Gahan Wilson, the great macabre cartoonist best known for his work in Playboy and National Lampoon, has died. Link
Wilson, along with Charles Addams and Edward Gorey, was a big hero of mine. Unlike the other two, who were vested in Old World/Victorian-era images of Dracula and Jack the Ripper-type horror, Wilson drew on American and postwar horror gags rooted in the atomic bomb and mutant viruses (although Dracula and Wolf Man archetypes popped up in his work as well).
I had an English teacher who adored Wilson’s stuff. He used to cut the cartoons out of the magazine to share around with our school newspaper staff. We all loved them, too. So perfectly twisted!
Damn. Sad to see he’s gone, but equally sad that his brilliant mind was whittled away over a long period of time. Hopefully he had loving care through the long process.

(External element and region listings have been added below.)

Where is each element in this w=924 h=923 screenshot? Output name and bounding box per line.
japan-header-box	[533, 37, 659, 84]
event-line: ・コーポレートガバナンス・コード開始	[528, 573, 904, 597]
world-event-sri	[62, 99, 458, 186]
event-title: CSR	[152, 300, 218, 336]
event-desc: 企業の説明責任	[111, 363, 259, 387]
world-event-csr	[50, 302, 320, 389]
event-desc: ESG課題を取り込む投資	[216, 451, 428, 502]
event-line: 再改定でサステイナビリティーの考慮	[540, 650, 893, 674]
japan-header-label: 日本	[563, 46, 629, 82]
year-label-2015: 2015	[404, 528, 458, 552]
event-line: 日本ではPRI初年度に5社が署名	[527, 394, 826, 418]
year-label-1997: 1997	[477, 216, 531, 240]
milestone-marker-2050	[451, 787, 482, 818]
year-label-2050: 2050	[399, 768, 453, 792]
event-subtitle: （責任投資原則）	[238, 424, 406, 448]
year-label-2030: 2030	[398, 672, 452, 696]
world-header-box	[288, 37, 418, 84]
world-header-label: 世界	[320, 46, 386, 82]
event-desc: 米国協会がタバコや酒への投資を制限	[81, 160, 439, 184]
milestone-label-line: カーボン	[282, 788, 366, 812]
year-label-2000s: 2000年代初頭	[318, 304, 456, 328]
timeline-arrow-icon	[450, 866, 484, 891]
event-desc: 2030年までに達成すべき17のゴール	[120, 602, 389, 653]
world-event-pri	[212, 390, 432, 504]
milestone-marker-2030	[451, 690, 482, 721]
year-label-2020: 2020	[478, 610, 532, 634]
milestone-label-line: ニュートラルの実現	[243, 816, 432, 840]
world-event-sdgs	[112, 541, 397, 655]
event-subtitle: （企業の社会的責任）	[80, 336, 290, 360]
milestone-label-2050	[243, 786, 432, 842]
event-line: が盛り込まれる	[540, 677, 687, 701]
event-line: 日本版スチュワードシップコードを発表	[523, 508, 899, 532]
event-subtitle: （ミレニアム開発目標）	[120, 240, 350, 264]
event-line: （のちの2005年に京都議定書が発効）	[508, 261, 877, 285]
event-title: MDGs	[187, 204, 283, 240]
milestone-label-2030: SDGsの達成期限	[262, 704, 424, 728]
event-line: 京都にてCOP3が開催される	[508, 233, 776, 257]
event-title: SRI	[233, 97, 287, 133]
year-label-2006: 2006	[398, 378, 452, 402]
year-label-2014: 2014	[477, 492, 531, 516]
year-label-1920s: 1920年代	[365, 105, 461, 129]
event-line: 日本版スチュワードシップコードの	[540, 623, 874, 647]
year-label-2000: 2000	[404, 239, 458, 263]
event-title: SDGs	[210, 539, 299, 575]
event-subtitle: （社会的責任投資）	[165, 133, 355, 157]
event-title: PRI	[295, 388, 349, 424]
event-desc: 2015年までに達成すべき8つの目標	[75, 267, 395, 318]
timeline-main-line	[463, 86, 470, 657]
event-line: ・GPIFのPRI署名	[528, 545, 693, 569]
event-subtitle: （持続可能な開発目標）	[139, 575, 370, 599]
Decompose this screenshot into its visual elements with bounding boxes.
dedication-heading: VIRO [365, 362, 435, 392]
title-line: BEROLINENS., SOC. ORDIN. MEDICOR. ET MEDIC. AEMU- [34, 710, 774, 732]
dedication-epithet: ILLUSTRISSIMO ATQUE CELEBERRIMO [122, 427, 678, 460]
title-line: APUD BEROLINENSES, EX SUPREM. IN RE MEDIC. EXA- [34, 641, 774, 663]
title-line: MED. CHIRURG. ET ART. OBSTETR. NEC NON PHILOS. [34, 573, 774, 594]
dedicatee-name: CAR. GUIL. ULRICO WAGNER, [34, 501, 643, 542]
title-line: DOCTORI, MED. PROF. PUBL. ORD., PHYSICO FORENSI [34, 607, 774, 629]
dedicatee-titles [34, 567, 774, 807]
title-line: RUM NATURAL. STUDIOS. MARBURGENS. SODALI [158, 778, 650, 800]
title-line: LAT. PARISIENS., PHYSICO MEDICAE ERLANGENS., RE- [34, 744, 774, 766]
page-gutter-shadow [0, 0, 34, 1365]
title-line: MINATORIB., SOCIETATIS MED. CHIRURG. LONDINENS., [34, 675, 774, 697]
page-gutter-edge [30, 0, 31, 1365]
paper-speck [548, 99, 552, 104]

Wilson drew a monthly cartoon for The Magazine of Fantasy and Science Fiction from about 1965 to 1981, and occasionally after that. He also had a story in Again, Dangerous Visions; the title was a blot of ink. He also designed the original World Fantasy Award.
He was a less subdued version of Charles Addams. Much of Addams’s work was subtle and there was nothing subtle about Wilson. A great cartoonist.
His NUTS comic strip was what convinced me that all you need to be a writer/artist/cartoonist is to pay attention to what happens around you; now, and looking back on your childhood.
I first encountered his cartoons in F&SF many years before I saw my first Playboy. What a bonus it was to have a second source.
Nobody seems to remember that he published a two novels, Eddy Deco’s Last Caper: An Illustrated Mystery and Everybody’s Favorite Duck, and a collection of his sf stories, The Cleft and Other Odd Tales. I think the short stories are better. His humor, like a book of cartoons, should be taken in small doses.
For those of us of a certain age, and iconoclastic tastes, the transition from MAD Magazine in our early years, then to Cracked, and finally to National Lampoon in our sophisticated teen years, with Nuts especially it felt like Wilson was chronicling our lives.
There was always a little feel of the risque to National Lampoon, maybe you didn’t want your mom to know you were reading it because of the occasional adult content. So in my case I never got the magazine myself, but relied on borrowing it second hand from my more rough friend, who’s parents didn’t seem to know about his adventurous streak. But as I remember, Nuts was essentially clean.
Anywho, I remember finding Wilson’s books at our town library, which was a godsend, as bookstores were not around. Once when a new Wilson title was coming out I mustered up the courage to ask the stern grandmotherly librarian if it had come in. She surprised me by saying yes, and she had read it and mostly liked the comics in it. It just never occurred to me that stern small town grandmotherly librarians would have any shared experiences with teen boys with iconoclastic tastes. Kind of a Nuts moment, if you ask me.